Does data analysis reduce business risk?
In the world of design, and more generally, in the construction sector, these two statements can always be considered true:
- If a project is perfectly completed, it delivers a profit ranging between 0 and 20 %;
- If a project goes wrong, losses can potentially be very high;
So perhaps we should spend more time reading and understanding data, to better identify risk factors and improvement opportunities regarding profit margins.
We must abandon the idea that BIM is only just a better way of producing tables and drawings, with a pinch of data related to objects, clash detection and the possibility of delivering 4D, 5D, 6D or 7D projects.
The next goal to hit, and the real advantage offered by adopting this data-driven method when completing a project, will be minimizing as much as possible all risk factors. This is made possible through data mining and analysis applied on data generated by models, operations, resources and tools. All this data, if well interpreted, can lead to great margin and profit opportunities.
For several years now, here at La SIA, we have been working on “BIM oriented” projects and orders, that are evolving on digital management and coordination processes. For this reason, we produce and analyse on a daily basis a considerable amount of data, thanks the high number of resources employed and located in 9 different corporate office locations.

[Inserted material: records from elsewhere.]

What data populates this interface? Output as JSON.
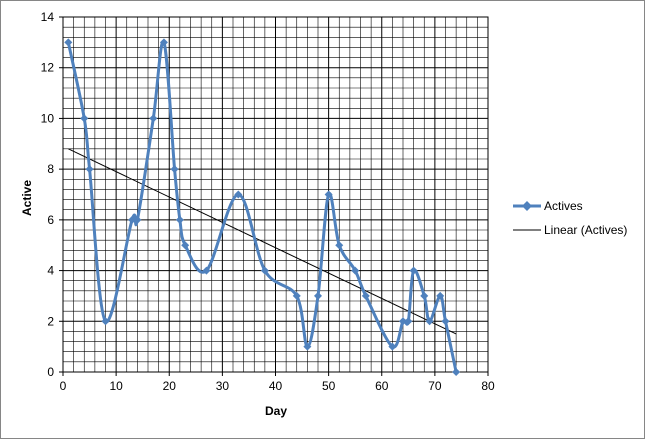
{
  "chart_data": {
    "type": "line",
    "title": "",
    "xlabel": "Day",
    "ylabel": "Active",
    "xlim": [
      0,
      80
    ],
    "ylim": [
      0,
      14
    ],
    "x_ticks": [
      "0",
      "10",
      "20",
      "30",
      "40",
      "50",
      "60",
      "70",
      "80"
    ],
    "y_ticks": [
      "0",
      "2",
      "4",
      "6",
      "8",
      "10",
      "12",
      "14"
    ],
    "grid": true,
    "legend_position": "right",
    "series": [
      {
        "name": "Actives",
        "color": "#4f81bd",
        "marker": "diamond",
        "smooth": true,
        "x": [
          1,
          4,
          5,
          8,
          13,
          14,
          17,
          19,
          21,
          22,
          23,
          27,
          33,
          38,
          44,
          46,
          48,
          50,
          52,
          55,
          57,
          62,
          64,
          65,
          66,
          68,
          69,
          71,
          72,
          74
        ],
        "y": [
          13,
          10,
          8,
          2,
          6,
          6,
          10,
          13,
          8,
          6,
          5,
          4,
          7,
          4,
          3,
          1,
          3,
          7,
          5,
          4,
          3,
          1,
          2,
          2,
          4,
          3,
          2,
          3,
          2,
          0
        ]
      },
      {
        "name": "Linear (Actives)",
        "color": "#000000",
        "type": "trendline",
        "x": [
          1,
          74
        ],
        "y": [
          8.8,
          1.5
        ]
      }
    ]
  }
}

Interpreting data to improve decision-making phases
If we could find a way to effectively link all data related to all the models we produce, in a single macro-database, instead of querying files individually and separately, maybe we could start noticing interesting patterns.
In fact, by querying this macro-database, we could be able to predict how much a project is going to cost and what tools and resources will be necessary to complete it.
Today, this analysis is performed by professionals on the basis of their past experience. However, it is evident that performing this type of analysis with a data-driven approach can deliver conclusions that are much more objective and measurable. Therefore, by combining experience on one hand and substantial data mining on the other, undoubtedly allows us to improve quality of the choices we are called to make during the development of every project.
The implementation test
In the last few years, in La SIA, we started experimenting this data-driven approach allowing us to generate results that are increasibly precise and reliable. One of our most important projects, in terms of duration and resources employed, is the digitization of the entire infrastructure of one of the most important telecommunications companies.
Since the initial development phases of this job, we started collecting a lot of data, like for example start and completion dates of models, resources employed, tools used and tool use frequency as well as other data.
Subsequently we began to analyze this data, trying to identify the patterns mentioned above. Over the weeks, the quantity of data mined has grown considerably and has led us to an improved understanding of operations, to the addition of an extra check-point for model validation and control and to improved management and planning of future activities.
These first results, in addition to improving our team’s workflow, have brought many advantages to our client that can now plan any activity on the basis of reliable and verified data.